Simulated case-control data sets.

We simulate case and control individuals conditional upon a set of known haplotype data and an estimate of the fine-scale recombination rate across a region. This approach allows the specification of a SNP in the set of known haplotypes as the causal SNP together with the disease model parameters in terms of relative risks. Genotypes at the causal SNP are simulated under the disease model, and data at flanking SNPs are simulated conditional upon the known haplotypes using a Hidden Markov Model approximation to a population genetics model¹⁹. This approach is preferable to a direct resampling approach⁵, which will tend to produce a set of new haplotypes that are too similar to the HapMap haplotypes. We used the phased data from parents of CEU trios in the ten ENCODE 500-kb regions generated as part of the HapMap project. These haplotypes are expected to be very accurate as a consequence of the trio design of the CEU HapMap panel². We used the fine-scale recombination rates estimated by the PHASE program across these regions (in preference to other estimates of fine-scale recombination rates, because the model underlying PHASE is close to the one on which our imputation is based).
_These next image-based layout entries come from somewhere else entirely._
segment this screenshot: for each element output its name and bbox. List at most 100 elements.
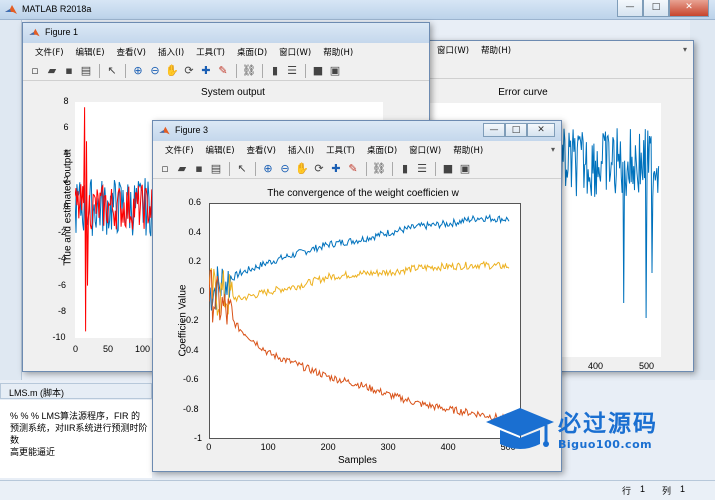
rotate-3d-icon[interactable]: ⟳ — [311, 161, 327, 177]
rotate-3d-icon[interactable]: ⟳ — [181, 63, 197, 79]
menu-desktop[interactable]: 桌面(D) — [361, 141, 403, 159]
tick-label: 6 — [63, 122, 69, 133]
editor-content[interactable]: % % % LMS算法源程序，FIR 的 预测系统，对IIR系统进行预测时阶数 … — [0, 400, 152, 478]
new-file-icon[interactable]: ▫ — [27, 63, 43, 79]
colorbar-icon[interactable]: ▮ — [267, 63, 283, 79]
menu-dock-arrow-icon[interactable]: ▾ — [683, 45, 687, 54]
data-cursor-icon[interactable]: ✚ — [198, 63, 214, 79]
menu-help[interactable]: 帮助(H) — [447, 141, 489, 159]
brush-icon[interactable]: ✎ — [345, 161, 361, 177]
row-label: 行 — [622, 486, 632, 496]
menu-insert[interactable]: 插入(I) — [282, 141, 320, 159]
zoom-in-icon[interactable]: ⊕ — [260, 161, 276, 177]
save-icon[interactable]: ▪ — [61, 63, 77, 79]
menu-window[interactable]: 窗口(W) — [273, 43, 317, 61]
pan-hand-icon[interactable]: ✋ — [164, 63, 180, 79]
tick-label: 0 — [73, 344, 79, 354]
menu-window[interactable]: 窗口(W) — [403, 141, 447, 159]
menu-file[interactable]: 文件(F) — [159, 141, 200, 159]
select-arrow-icon[interactable]: ↖ — [234, 161, 250, 177]
app-title: MATLAB R2018a — [22, 4, 92, 14]
menu-file[interactable]: 文件(F) — [29, 43, 70, 61]
tick-label: -2 — [58, 227, 67, 238]
brush-icon[interactable]: ✎ — [215, 63, 231, 79]
tick-label: 0 — [206, 442, 212, 452]
tick-label: 4 — [63, 148, 69, 159]
convergence-lines — [209, 213, 510, 423]
toolbar-separator — [236, 63, 237, 78]
maximize-button[interactable]: □ — [643, 0, 669, 17]
figure-3-title-bar: Figure 3 — □ ✕ — [153, 121, 561, 141]
show-tools-icon[interactable]: ▣ — [327, 63, 343, 79]
data-cursor-icon[interactable]: ✚ — [328, 161, 344, 177]
menu-view[interactable]: 查看(V) — [241, 141, 282, 159]
zoom-out-icon[interactable]: ⊖ — [277, 161, 293, 177]
save-icon[interactable]: ▪ — [191, 161, 207, 177]
tick-label: 500 — [639, 361, 655, 371]
coefficient-series-line — [209, 269, 510, 423]
close-button[interactable]: ✕ — [669, 0, 709, 17]
figure-1-title-bar: Figure 1 — [23, 23, 429, 43]
fig3-maximize-button[interactable]: □ — [505, 123, 527, 137]
status-bar: 行 1 列 1 — [0, 480, 715, 500]
tick-label: 50 — [103, 344, 114, 354]
editor-line: 预测系统，对IIR系统进行预测时阶数 — [10, 423, 148, 445]
show-tools-icon[interactable]: ▣ — [457, 161, 473, 177]
open-folder-icon[interactable]: ▰ — [44, 63, 60, 79]
menu-dock-arrow-icon[interactable]: ▾ — [551, 145, 555, 154]
col-label: 列 — [662, 486, 672, 496]
zoom-in-icon[interactable]: ⊕ — [130, 63, 146, 79]
tick-label: 100 — [135, 344, 151, 354]
toolbar-separator — [392, 161, 393, 176]
legend-icon[interactable]: ☰ — [284, 63, 300, 79]
tick-label: -1 — [194, 433, 203, 443]
tick-label: -8 — [58, 305, 67, 316]
menu-edit[interactable]: 编辑(E) — [70, 43, 111, 61]
tick-label: -10 — [52, 332, 66, 342]
hide-tools-icon[interactable]: ■ — [440, 161, 456, 177]
toolbar-separator — [435, 161, 436, 176]
tick-label: 0 — [63, 200, 69, 211]
convergence-ylabel: Coefficien Value — [177, 284, 189, 357]
print-icon[interactable]: ▤ — [78, 63, 94, 79]
open-folder-icon[interactable]: ▰ — [174, 161, 190, 177]
menu-window[interactable]: 窗口(W) — [431, 41, 475, 59]
link-plot-icon[interactable]: ⛓ — [371, 161, 387, 177]
minimize-button[interactable]: — — [617, 0, 643, 17]
watermark-brand: 必过源码 — [558, 411, 658, 437]
editor-line: % % % LMS算法源程序，FIR 的 — [10, 411, 141, 421]
watermark-logo: 必过源码 Biguo100.com — [484, 400, 684, 460]
colorbar-icon[interactable]: ▮ — [397, 161, 413, 177]
figure-2-menubar: 窗口(W) 帮助(H) ▾ — [425, 41, 693, 59]
fig3-minimize-button[interactable]: — — [483, 123, 505, 137]
fig3-close-button[interactable]: ✕ — [527, 123, 555, 137]
menu-tools[interactable]: 工具(T) — [320, 141, 361, 159]
select-arrow-icon[interactable]: ↖ — [104, 63, 120, 79]
menu-help[interactable]: 帮助(H) — [475, 41, 517, 59]
toolbar-separator — [305, 63, 306, 78]
menu-tools[interactable]: 工具(T) — [190, 43, 231, 61]
print-icon[interactable]: ▤ — [208, 161, 224, 177]
pan-hand-icon[interactable]: ✋ — [294, 161, 310, 177]
editor-tab[interactable]: LMS.m (脚本) — [0, 383, 152, 399]
tick-label: 200 — [320, 442, 336, 452]
figure-3-title: Figure 3 — [175, 125, 209, 135]
system-output-title: System output — [201, 87, 265, 98]
menu-help[interactable]: 帮助(H) — [317, 43, 359, 61]
tick-label: 0.2 — [188, 256, 202, 266]
menu-edit[interactable]: 编辑(E) — [200, 141, 241, 159]
tick-label: 300 — [380, 442, 396, 452]
menu-desktop[interactable]: 桌面(D) — [231, 43, 273, 61]
toolbar-separator — [255, 161, 256, 176]
legend-icon[interactable]: ☰ — [414, 161, 430, 177]
figure-2-toolbar — [425, 59, 693, 79]
tick-label: -0.8 — [183, 403, 199, 414]
zoom-out-icon[interactable]: ⊖ — [147, 63, 163, 79]
new-file-icon[interactable]: ▫ — [157, 161, 173, 177]
col-value: 1 — [680, 484, 686, 494]
link-plot-icon[interactable]: ⛓ — [241, 63, 257, 79]
hide-tools-icon[interactable]: ■ — [310, 63, 326, 79]
menu-view[interactable]: 查看(V) — [111, 43, 152, 61]
toolbar-separator — [366, 161, 367, 176]
menu-insert[interactable]: 插入(I) — [152, 43, 190, 61]
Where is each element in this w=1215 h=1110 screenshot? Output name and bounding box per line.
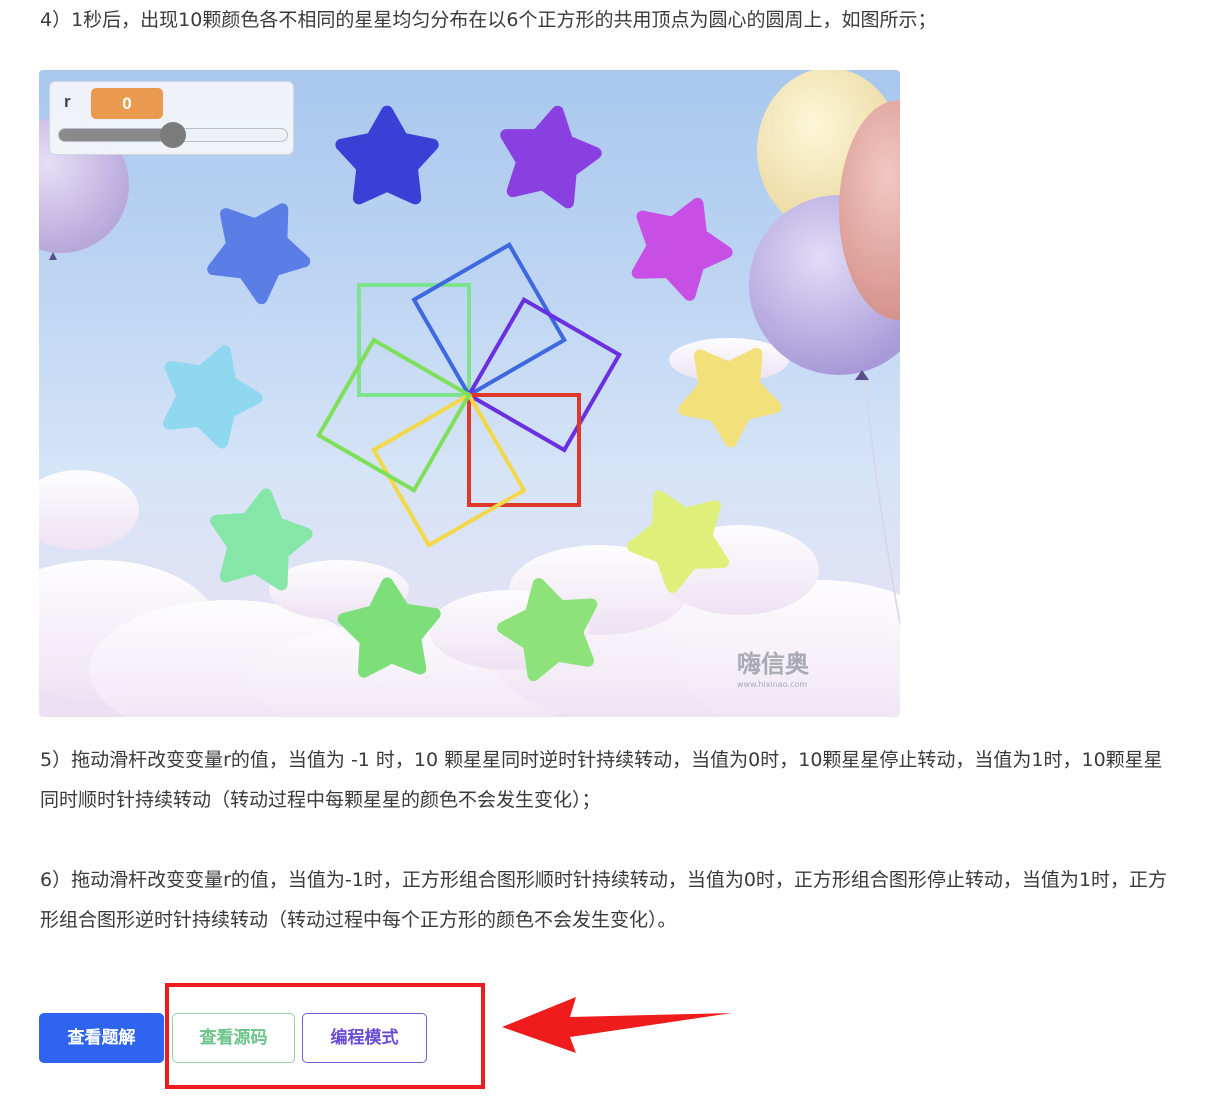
variable-value: 0 [91, 88, 163, 119]
view-solution-button[interactable]: 查看题解 [39, 1013, 164, 1063]
star-3 [631, 197, 733, 301]
watermark: 嗨信奥 [737, 650, 810, 678]
square-pattern [316, 242, 622, 548]
star-10 [207, 203, 311, 305]
square-3 [466, 297, 622, 453]
variable-name: r [64, 92, 71, 111]
instruction-step-6: 6）拖动滑杆改变变量r的值，当值为-1时，正方形组合图形顺时针持续转动，当值为0… [40, 869, 1168, 931]
annotation-arrow-icon [502, 997, 732, 1053]
slider-fill [59, 129, 173, 141]
square-6 [316, 337, 472, 493]
star-2 [500, 105, 602, 209]
square-5 [371, 392, 527, 548]
scratch-stage[interactable]: 嗨信奥 www.hixinao.com r 0 [39, 70, 900, 717]
slider-thumb[interactable] [160, 122, 186, 148]
stage-backdrop: 嗨信奥 www.hixinao.com [39, 70, 900, 717]
star-9 [163, 345, 263, 449]
variable-slider[interactable] [58, 122, 288, 148]
instruction-step-4: 4）1秒后，出现10颗颜色各不相同的星星均匀分布在以6个正方形的共用顶点为圆心的… [40, 9, 937, 31]
star-1 [335, 105, 439, 205]
svg-text:www.hixinao.com: www.hixinao.com [737, 680, 807, 689]
instruction-step-5: 5）拖动滑杆改变变量r的值，当值为 -1 时，10 颗星星同时逆时针持续转动，当… [40, 749, 1163, 811]
variable-monitor-r: r 0 [49, 81, 294, 155]
square-2 [411, 242, 567, 398]
annotation-highlight-box [165, 983, 485, 1089]
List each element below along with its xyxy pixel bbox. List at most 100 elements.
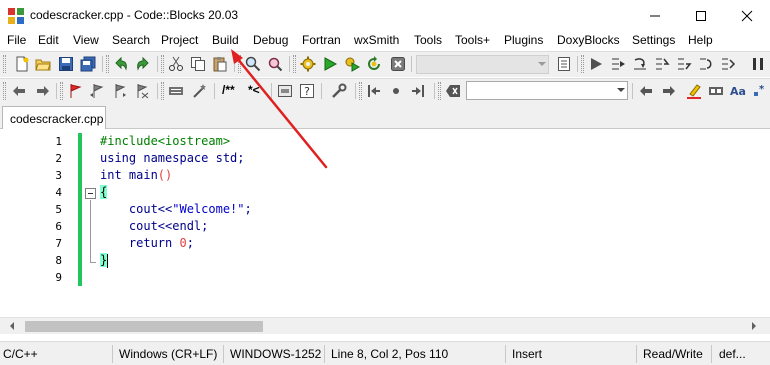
menu-view[interactable]: View xyxy=(73,33,99,47)
menu-doxyblocks[interactable]: DoxyBlocks xyxy=(557,33,620,47)
scroll-right-icon[interactable] xyxy=(752,322,756,330)
menu-file[interactable]: File xyxy=(7,33,26,47)
paste-icon[interactable] xyxy=(212,56,228,72)
replace-icon[interactable] xyxy=(267,56,283,72)
cut-icon[interactable] xyxy=(168,56,184,72)
doxygen-run-icon[interactable] xyxy=(277,83,293,99)
toolbar-grip[interactable] xyxy=(161,82,164,100)
step-out-icon[interactable] xyxy=(676,56,692,72)
code-line[interactable]: return 0; xyxy=(100,236,194,250)
jump-marker-icon[interactable] xyxy=(388,83,404,99)
toolbar-separator xyxy=(157,56,158,72)
match-case-icon[interactable]: Aa xyxy=(730,83,746,99)
bookmark-previous-icon[interactable] xyxy=(89,83,105,99)
pause-icon[interactable] xyxy=(750,56,766,72)
arrow-right-icon[interactable] xyxy=(35,83,51,99)
jump-forward-icon[interactable] xyxy=(410,83,426,99)
code-token: 0 xyxy=(179,236,187,250)
scroll-left-icon[interactable] xyxy=(10,322,14,330)
menu-wxsmith[interactable]: wxSmith xyxy=(354,33,399,47)
fold-toggle-icon[interactable] xyxy=(85,188,96,199)
close-button[interactable] xyxy=(724,0,770,31)
toolbar-grip[interactable] xyxy=(3,82,6,100)
toolbar-grip[interactable] xyxy=(359,82,362,100)
redo-icon[interactable] xyxy=(135,56,151,72)
code-token: ; xyxy=(186,236,194,250)
wrench-icon[interactable] xyxy=(331,83,347,99)
minimize-button[interactable] xyxy=(632,0,678,31)
copy-icon[interactable] xyxy=(190,56,206,72)
code-line[interactable]: cout<<"Welcome!"; xyxy=(100,202,252,216)
run-icon[interactable] xyxy=(322,56,338,72)
code-line[interactable]: using namespace std; xyxy=(100,151,245,165)
build-target-dropdown[interactable] xyxy=(416,55,549,74)
find-icon[interactable] xyxy=(245,56,261,72)
menu-project[interactable]: Project xyxy=(161,33,198,47)
save-all-icon[interactable] xyxy=(80,56,96,72)
bookmark-next-icon[interactable] xyxy=(111,83,127,99)
run-to-cursor-icon[interactable] xyxy=(610,56,626,72)
menu-build[interactable]: Build xyxy=(212,33,239,47)
undo-icon[interactable] xyxy=(113,56,129,72)
search-input[interactable] xyxy=(466,81,628,100)
bookmark-clear-icon[interactable] xyxy=(133,83,149,99)
rebuild-icon[interactable] xyxy=(366,56,382,72)
menu-help[interactable]: Help xyxy=(688,33,713,47)
code-completion-icon[interactable] xyxy=(168,83,184,99)
selected-text-icon[interactable] xyxy=(708,83,724,99)
menu-fortran[interactable]: Fortran xyxy=(302,33,341,47)
bookmark-toggle-icon[interactable] xyxy=(67,83,83,99)
abort-icon[interactable] xyxy=(390,56,406,72)
arrow-left-icon[interactable] xyxy=(11,83,27,99)
find-next-icon[interactable] xyxy=(661,83,677,99)
menu-search[interactable]: Search xyxy=(112,33,150,47)
toolbar-grip[interactable] xyxy=(161,55,164,73)
next-instruction-icon[interactable] xyxy=(698,56,714,72)
step-icon[interactable] xyxy=(632,56,648,72)
build-icon[interactable] xyxy=(300,56,316,72)
toolbar-grip[interactable] xyxy=(293,55,296,73)
menu-tools[interactable]: Tools xyxy=(414,33,442,47)
toolbar-separator xyxy=(632,83,633,99)
regex-icon[interactable]: * xyxy=(752,83,768,99)
code-line[interactable]: { xyxy=(100,185,108,199)
code-line[interactable]: int main() xyxy=(100,168,172,182)
save-icon[interactable] xyxy=(58,56,74,72)
line-number: 9 xyxy=(55,271,62,284)
tab-codescracker-cpp[interactable]: codescracker.cpp xyxy=(2,106,106,130)
new-file-icon[interactable] xyxy=(14,56,30,72)
line-number: 7 xyxy=(55,237,62,250)
toolbar-grip[interactable] xyxy=(581,55,584,73)
insert-comment-block-button[interactable]: /** xyxy=(222,83,235,97)
chm-help-icon[interactable]: ? xyxy=(299,83,315,99)
open-file-icon[interactable] xyxy=(35,56,51,72)
toolbar-grip[interactable] xyxy=(438,82,441,100)
find-previous-icon[interactable] xyxy=(638,83,654,99)
maximize-button[interactable] xyxy=(678,0,724,31)
jump-back-icon[interactable] xyxy=(366,83,382,99)
horizontal-scrollbar[interactable] xyxy=(0,317,770,334)
clear-search-icon[interactable] xyxy=(445,83,461,99)
step-into-instruction-icon[interactable] xyxy=(720,56,736,72)
code-editor[interactable]: 1 2 3 4 5 6 7 8 9 #include<iostream> usin… xyxy=(0,129,770,317)
menu-settings[interactable]: Settings xyxy=(632,33,675,47)
build-and-run-icon[interactable] xyxy=(344,56,360,72)
debug-run-icon[interactable] xyxy=(588,56,604,72)
menu-tools-plus[interactable]: Tools+ xyxy=(455,33,490,47)
jump-icon[interactable] xyxy=(556,56,572,72)
toolbar-grip[interactable] xyxy=(238,55,241,73)
code-line[interactable]: cout<<endl; xyxy=(100,219,208,233)
scrollbar-thumb[interactable] xyxy=(25,321,263,332)
toolbar-grip[interactable] xyxy=(106,55,109,73)
insert-line-comment-button[interactable]: *< xyxy=(248,83,260,97)
toolbar-grip[interactable] xyxy=(3,55,6,73)
menu-edit[interactable]: Edit xyxy=(38,33,59,47)
step-into-icon[interactable] xyxy=(654,56,670,72)
code-token: { xyxy=(100,185,108,199)
code-line[interactable]: #include<iostream> xyxy=(100,134,230,148)
highlight-icon[interactable] xyxy=(686,83,702,99)
toolbar-grip[interactable] xyxy=(60,82,63,100)
menu-plugins[interactable]: Plugins xyxy=(504,33,543,47)
doxywizard-icon[interactable] xyxy=(192,83,208,99)
menu-debug[interactable]: Debug xyxy=(253,33,288,47)
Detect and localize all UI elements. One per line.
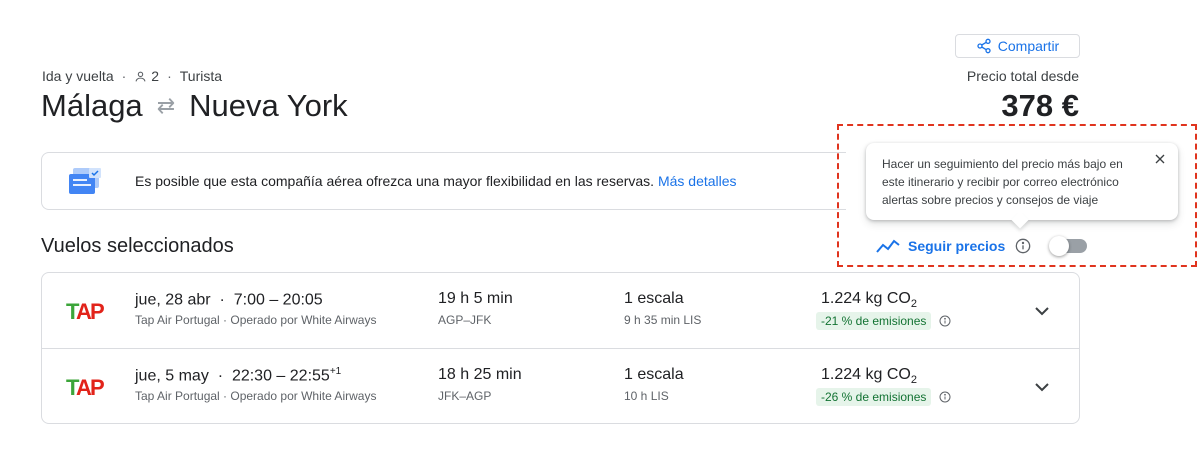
close-icon[interactable] [1152, 151, 1168, 167]
emissions-info: -26 % de emisiones [816, 388, 951, 406]
flight-row-return[interactable]: T A P jue, 5 may · 22:30 – 22:55+1 Tap A… [42, 348, 1079, 423]
emissions-badge: -26 % de emisiones [816, 388, 932, 406]
flight-times: jue, 28 abr · 7:00 – 20:05 [135, 290, 323, 309]
total-price: 378 € [1001, 88, 1079, 123]
flight-route: AGP–JFK [438, 313, 492, 327]
banner-text: Es posible que esta compañía aérea ofrez… [135, 173, 655, 189]
flexibility-banner: Es posible que esta compañía aérea ofrez… [41, 152, 846, 210]
co2-amount: 1.224 kg CO2 [821, 366, 917, 386]
flight-stops: 1 escala [624, 366, 684, 383]
emissions-badge: -21 % de emisiones [816, 312, 932, 330]
info-icon[interactable] [939, 315, 951, 327]
selected-flights-title: Vuelos seleccionados [41, 235, 234, 257]
day-offset: +1 [329, 366, 342, 377]
emissions-info: -21 % de emisiones [816, 312, 951, 330]
destination-city: Nueva York [189, 88, 348, 123]
flight-row-outbound[interactable]: T A P jue, 28 abr · 7:00 – 20:05 Tap Air… [42, 273, 1079, 348]
co2-value: 1.224 kg CO [821, 366, 911, 383]
flight-date: jue, 5 may [135, 367, 209, 385]
info-icon[interactable] [1015, 238, 1031, 254]
trending-icon [876, 239, 900, 253]
flight-duration: 18 h 25 min [438, 366, 522, 383]
route-title: Málaga ⇄ Nueva York [41, 88, 348, 124]
flight-stops: 1 escala [624, 290, 684, 307]
banner-text-wrap: Es posible que esta compañía aérea ofrez… [135, 173, 737, 189]
person-icon [135, 71, 146, 81]
track-prices-toggle[interactable] [1049, 236, 1088, 256]
flight-time-range: 22:30 – 22:55 [231, 367, 330, 385]
flight-layover: 9 h 35 min LIS [624, 313, 702, 327]
track-prices-control: Seguir precios [876, 236, 1088, 256]
passenger-number: 2 [151, 68, 160, 84]
flight-time-range: 7:00 – 20:05 [233, 291, 323, 309]
share-label: Compartir [997, 38, 1060, 54]
price-label: Precio total desde [966, 68, 1079, 84]
flight-layover: 10 h LIS [624, 389, 669, 403]
price-tracking-tooltip: Hacer un seguimiento del precio más bajo… [866, 143, 1178, 220]
airline-info: Tap Air Portugal · Operado por White Air… [135, 389, 377, 403]
more-details-link[interactable]: Más detalles [658, 173, 737, 189]
co2-subscript: 2 [910, 298, 917, 311]
tooltip-text: Hacer un seguimiento del precio más bajo… [882, 157, 1123, 207]
co2-value: 1.224 kg CO [821, 290, 911, 307]
share-icon [977, 38, 991, 54]
origin-city: Málaga [41, 88, 143, 123]
chevron-down-icon[interactable] [1030, 375, 1054, 399]
toggle-knob [1049, 236, 1070, 256]
cabin-class: Turista [179, 68, 223, 84]
trip-meta: Ida y vuelta · 2 · Turista [42, 68, 222, 84]
chevron-down-icon[interactable] [1030, 299, 1054, 323]
co2-amount: 1.224 kg CO2 [821, 290, 917, 310]
tap-logo: T A P [66, 299, 105, 324]
swap-arrows-icon: ⇄ [156, 93, 176, 118]
flight-date: jue, 28 abr [135, 291, 211, 309]
share-button[interactable]: Compartir [955, 34, 1080, 58]
passenger-count: 2 [134, 68, 159, 84]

As in similar studies³, we reduced the considerable computational burden of the simulation studies by boosting effect sizes so that variants are detectable in smaller studies. The data sets simulated in the paper thus consisted of haplotypes for 100 case and 100 control individuals, but we would expect conclusions based on comparisons of methods to extend to the larger sample sizes and smaller effect sizes typical of GWAs for common human diseases³.

We created a 'pseudo' HapMap panel by thinning the ENCODE data to match the SNP density and MAF distribution of the phase II HapMap data, with the added restriction that this panel contain the SNPs on the Affymetrix 500K mapping chip that lie within a given region. Multi-marker predictors (MMPs) were designed using the Affymetrix SNP set in each region based on LD patterns within the pseudo-HapMap panels. We searched for the best MMPs of sizes 2 and 3 that predict SNPs in the panel with a sample r² 0.8, with the constraint that all pairs of predictor and predicted SNPs in each MMP rule lie within 200 kb of each other.

Software implementation.

Three programs were written to carry out the analysis described in this paper. A program called IMPUTE was written to determine the probability distribution of missing genotypes conditional upon a set of known haplotypes and an estimated fine-scale recombination map. A program called SNPTEST was written that implements all of the frequentist and bayesian tests used in this paper and described in the Supplementary Methods. A program called HAPGEN was written to simulate case-control data sets conditional upon a set of observed haplotypes. These programs are available on the website http://www.stats.ox.ac.uk/~marchini/#software.

Note: Supplementary information is available on the Nature Genetics website.